Researchers with the US National Institutes of Health and Case Western Reserve University in Cleveland evaluated whether those with a diagnosis of a substance abuse disorder (SUD) were at increased risk of breakthrough COVID infections in a cohort of 579,372 fully vaccinated individuals. Subjects’ substance abuse status was based on the ICD (International Classification of Diseases)-10 diagnosis code of “mental and behavioral disorders due to psychoactive substance use.” Subjects in the study designated with SUD tended to be older and possessed overall poorer health than did controls.
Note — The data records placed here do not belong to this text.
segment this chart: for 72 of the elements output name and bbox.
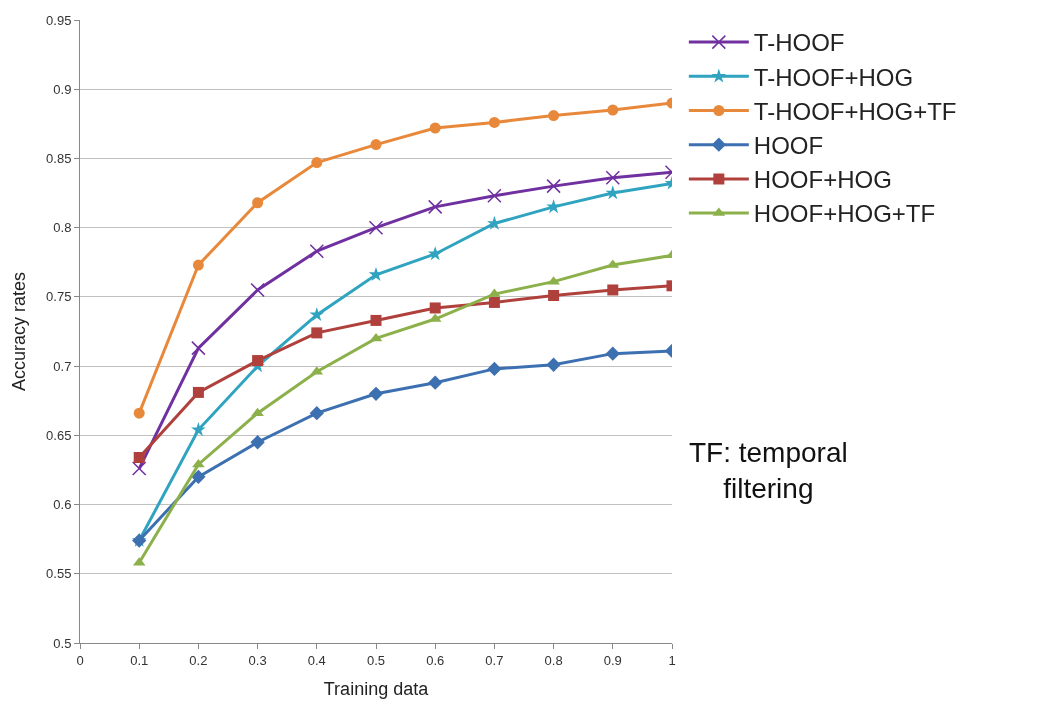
point (546, 199, 561, 214)
point (250, 435, 265, 450)
point (250, 282, 265, 298)
legend-label: HOOF+HOG (753, 166, 892, 194)
point (427, 246, 443, 261)
x-tick-label: 1 (668, 652, 676, 668)
point (428, 375, 443, 390)
y-tick-label: 0.65 (46, 427, 72, 443)
point (607, 284, 619, 296)
point (191, 422, 206, 437)
legend-label: T-HOOF (753, 29, 845, 57)
x-axis-title: Training data (323, 678, 430, 699)
y-tick-label: 0.8 (53, 220, 72, 236)
point (192, 386, 204, 398)
point (546, 357, 561, 372)
x-tick-label: 0.2 (189, 652, 208, 668)
point (252, 355, 264, 367)
point (191, 469, 206, 485)
y-tick-label: 0.75 (46, 289, 72, 305)
x-tick-label: 0.9 (603, 652, 622, 668)
y-tick-label: 0.85 (46, 150, 72, 166)
point (131, 461, 147, 476)
x-tick-label: 0.5 (366, 652, 386, 668)
legend-label: HOOF (753, 132, 824, 160)
point (488, 296, 500, 308)
point (548, 290, 560, 301)
point (605, 170, 621, 186)
point (252, 197, 264, 209)
point (192, 259, 204, 271)
x-tick-label: 0.6 (426, 652, 445, 668)
point (370, 139, 382, 151)
point (487, 361, 502, 377)
point (429, 302, 441, 314)
point (191, 340, 206, 356)
x-tick-label: 0.7 (485, 652, 504, 668)
point (192, 458, 205, 468)
legend-label: T-HOOF+HOG+TF (753, 97, 957, 125)
legend-label: HOOF+HOG+TF (753, 200, 936, 228)
y-tick-label: 0.95 (46, 12, 72, 28)
y-tick-label: 0.7 (53, 358, 72, 374)
y-tick-label: 0.55 (46, 566, 72, 582)
point (133, 451, 145, 463)
point (607, 104, 619, 116)
y-tick-label: 0.6 (53, 497, 72, 513)
y-tick-label: 0.5 (53, 635, 72, 651)
x-tick-label: 0 (76, 652, 84, 668)
x-tick-label: 0.1 (130, 652, 149, 668)
point (309, 406, 324, 421)
point (311, 157, 323, 169)
point (370, 314, 382, 326)
point (368, 386, 384, 401)
x-tick-label: 0.8 (544, 652, 563, 668)
point (427, 199, 443, 215)
point (548, 110, 560, 122)
point (369, 332, 383, 342)
point (311, 327, 323, 339)
y-tick-label: 0.9 (53, 81, 72, 97)
point (309, 307, 325, 322)
x-tick-label: 0.4 (307, 652, 326, 668)
point (429, 122, 441, 134)
x-tick-label: 0.3 (248, 652, 267, 668)
point (487, 188, 502, 204)
point (488, 116, 500, 128)
text: TF: temporal filtering (689, 437, 848, 505)
legend-label: T-HOOF+HOG (753, 63, 914, 91)
point (605, 346, 620, 361)
point (368, 220, 384, 235)
point (605, 185, 621, 200)
point (309, 243, 325, 259)
point (133, 407, 145, 419)
point (546, 178, 561, 194)
y-axis-title: Accuracy rates (9, 271, 30, 392)
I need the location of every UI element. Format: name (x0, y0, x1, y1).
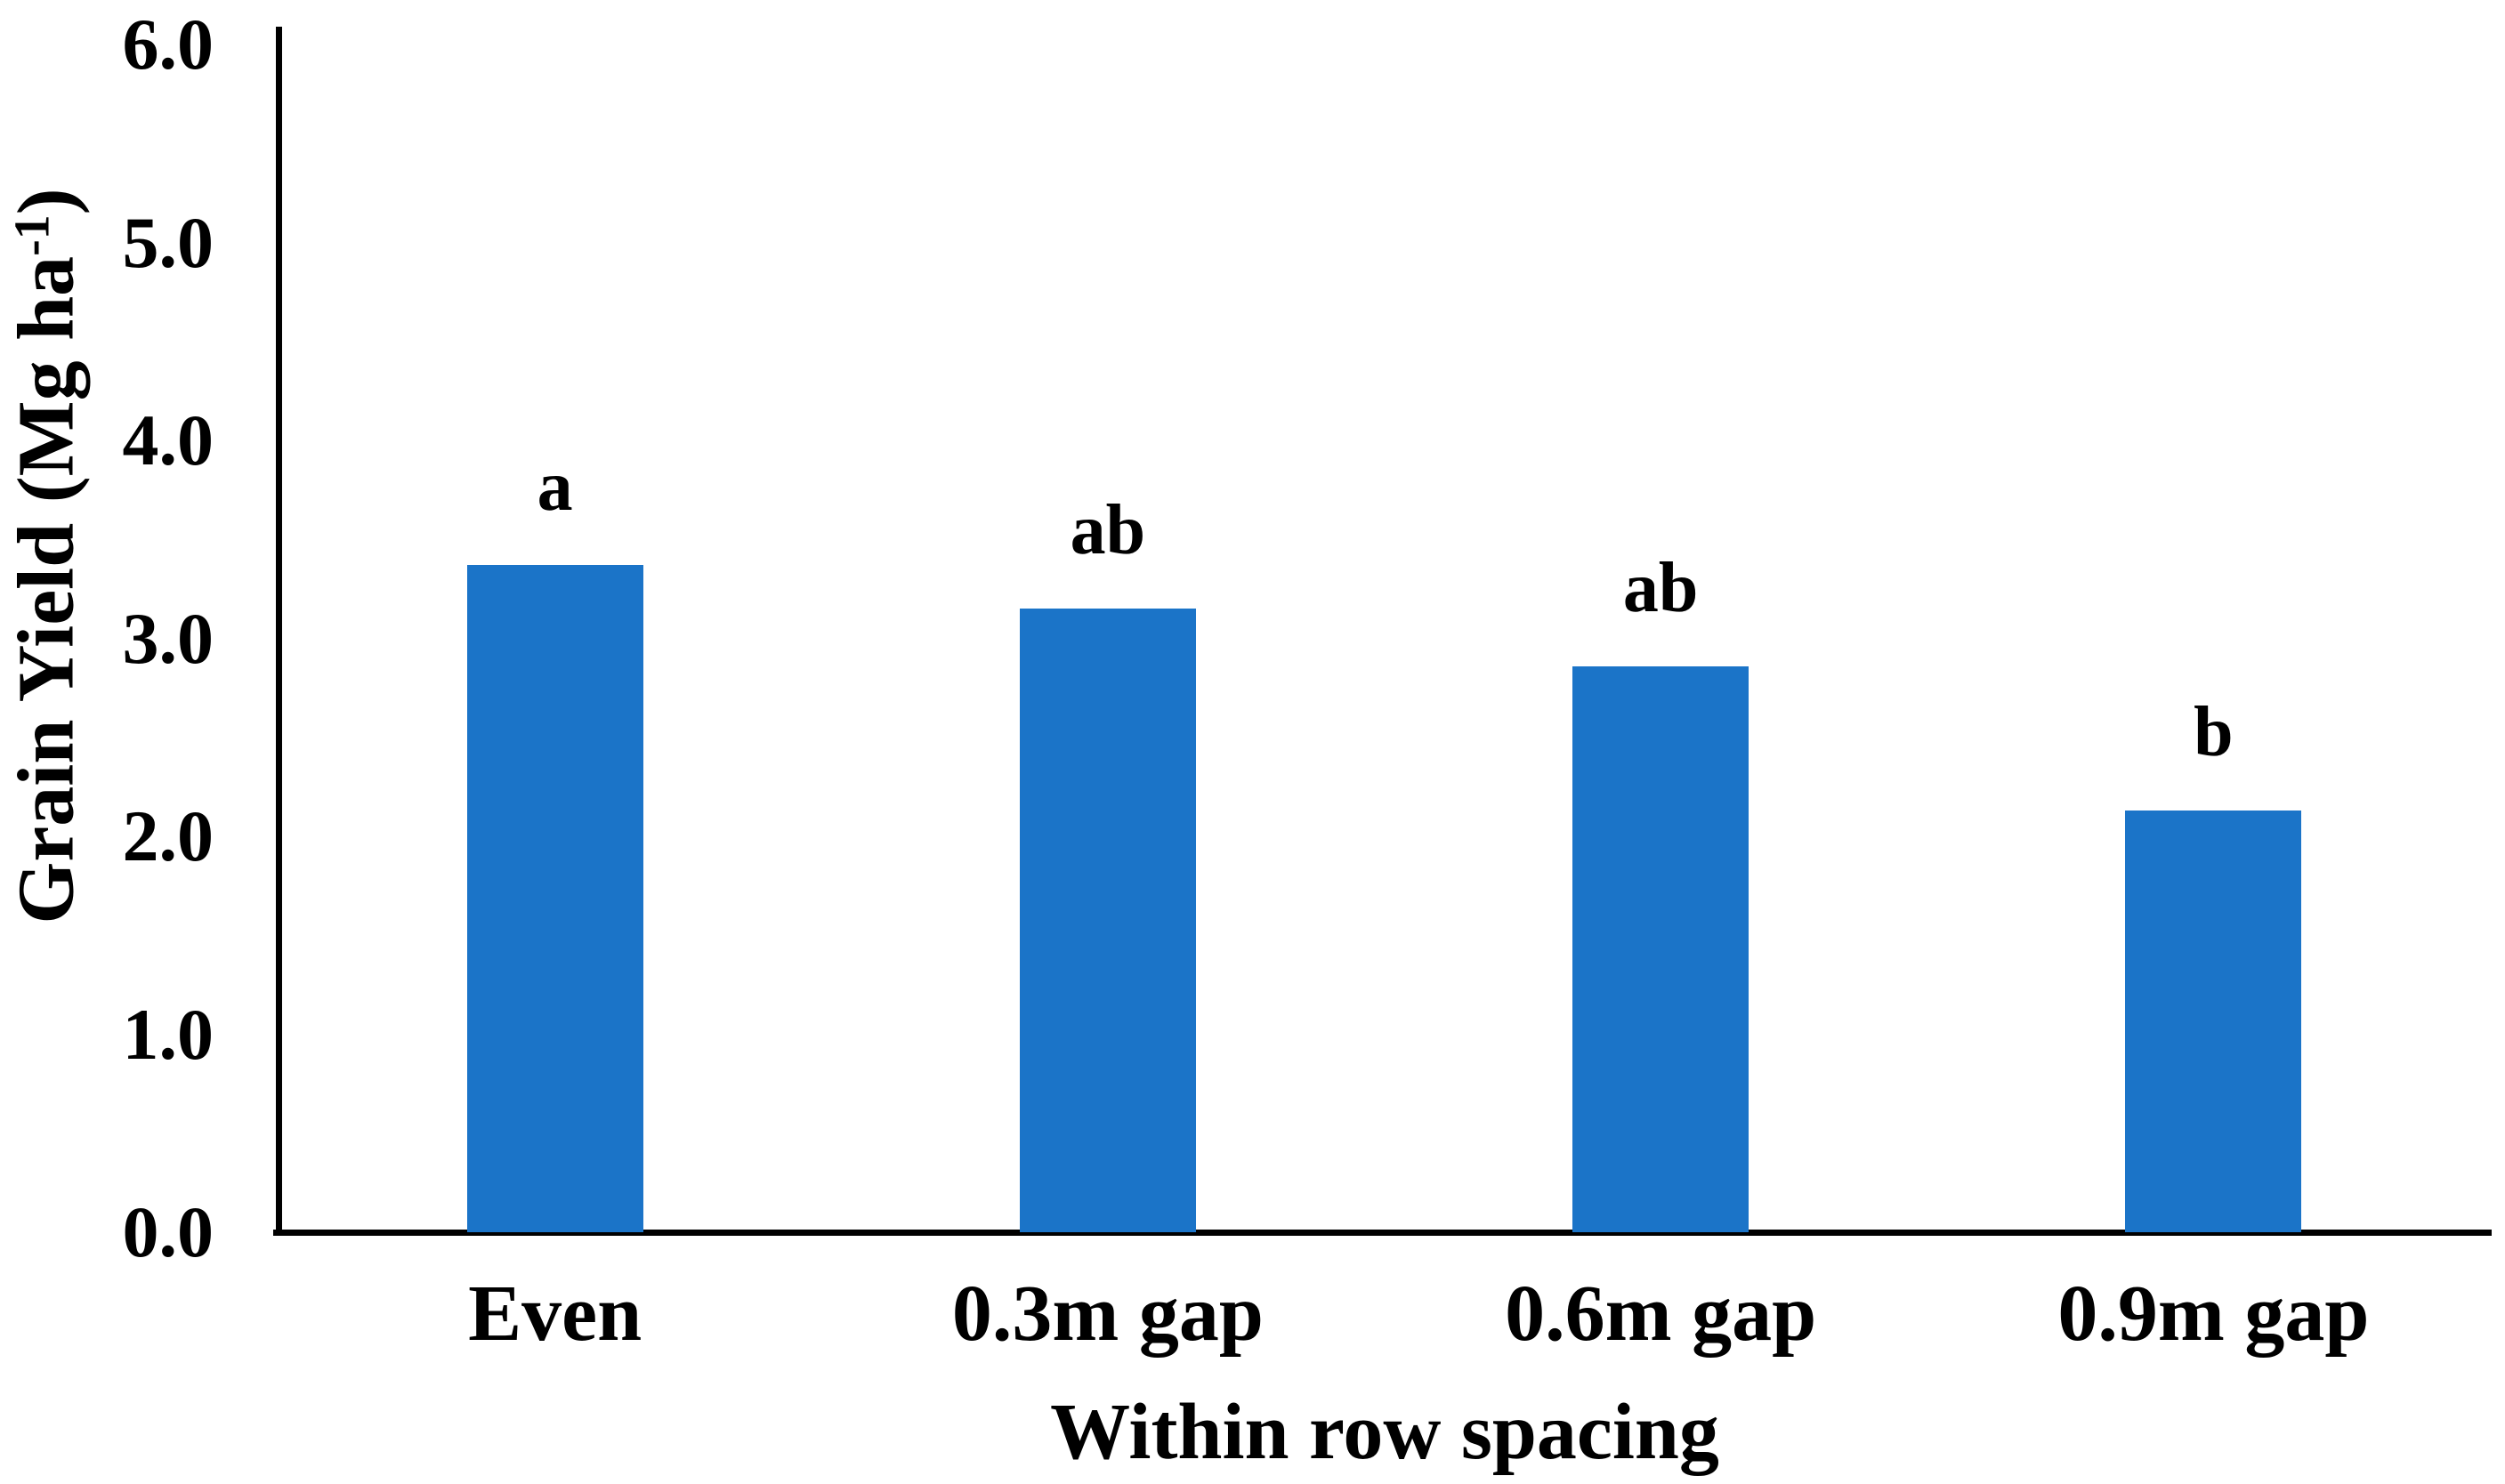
y-axis-line (276, 27, 282, 1236)
y-tick-label: 0.0 (122, 1191, 214, 1272)
bar-0-9m-gap (2125, 811, 2302, 1232)
y-tick-label: 3.0 (122, 597, 214, 679)
significance-letter: ab (1070, 491, 1146, 570)
significance-letter: b (2194, 693, 2234, 772)
x-tick-label: 0.3m gap (951, 1270, 1264, 1358)
bar-0-3m-gap (1019, 609, 1196, 1232)
x-tick-label: 0.6m gap (1505, 1270, 1817, 1358)
bar-0-6m-gap (1572, 665, 1749, 1232)
y-tick-label: 6.0 (122, 4, 214, 85)
y-tick-label: 2.0 (122, 795, 214, 876)
bar-even (466, 565, 643, 1232)
y-tick-label: 1.0 (122, 993, 214, 1075)
x-axis-line (273, 1230, 2492, 1236)
y-tick-label: 4.0 (122, 399, 214, 480)
significance-letter: a (537, 448, 573, 527)
y-tick-label: 5.0 (122, 201, 214, 283)
significance-letter: ab (1622, 548, 1699, 627)
x-tick-label: 0.9m gap (2057, 1270, 2370, 1358)
x-tick-label: Even (468, 1270, 642, 1358)
x-axis-title: Within row spacing (1050, 1388, 1719, 1476)
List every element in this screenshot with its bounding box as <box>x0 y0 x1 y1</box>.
Just over 2,000 persons in the cohort met the criteria for cannabis use disorder.
Overall, authors reported that those with a SUD diagnosis were more likely to suffer from breakthrough COVID infections compared to controls as well as from poorer COVID outcomes (e.g., hospitalization and death). This risk was no longer significant for most SUD subjects once authors adjusted for confounding variables. By contrast, cannabis use disorder subjects continued to possess an elevated risk of infection compared to controls (HR=1.55), even after investigators adjusted for confounders.
Authors reported: “Patients with cannabis use disorder, who were younger and had less comorbidities than the other SUD subtypes, had higher risk for breakthrough infection even after they were matched for adverse socioeconomic determinants of health and comorbid medical conditions with non-SUD patients (HR=1.55). This may indicate that additional variables, such as behavioral factors or adverse effects of cannabis on pulmonary and immune function, could contribute to the higher risk for breakthrough infection in this group.”
Within the SUD population, the risk of breakthrough infections was highest for those who had “recent medical encounters for the SUD diagnosis.”
Commenting on the paper’s findings, NORML’s Deputy Director Paul Armentano said that study “raises more questions than it answers,” but also cautioned that its findings should not yet be extrapolated to the cannabis consuming population as a whole. “Those subjects with this clinical diagnosis represent a very small and distinct subset of the cannabis consuming community and it is possible that they may possess certain behavioral traits or characteristics that place them at higher risk,” he said. “Arguably tens of thousands of cannabis consumers who did not have this diagnosis were also included in this cohort of over half a million people and they were classified as controls (subjects without a substance abuse disorder). Therefore, we have no idea from these findings what elevated risks, if any, these non-classified consumers – who comprise the overwhelming majority of marijuana users – possess.”
Throughout the COVID-19 pandemic, NORML has issued guidance with respect to how cannabis consumers may be able to mitigate their risks of either COVID exposure and/or adverse health outcomes due to the disease.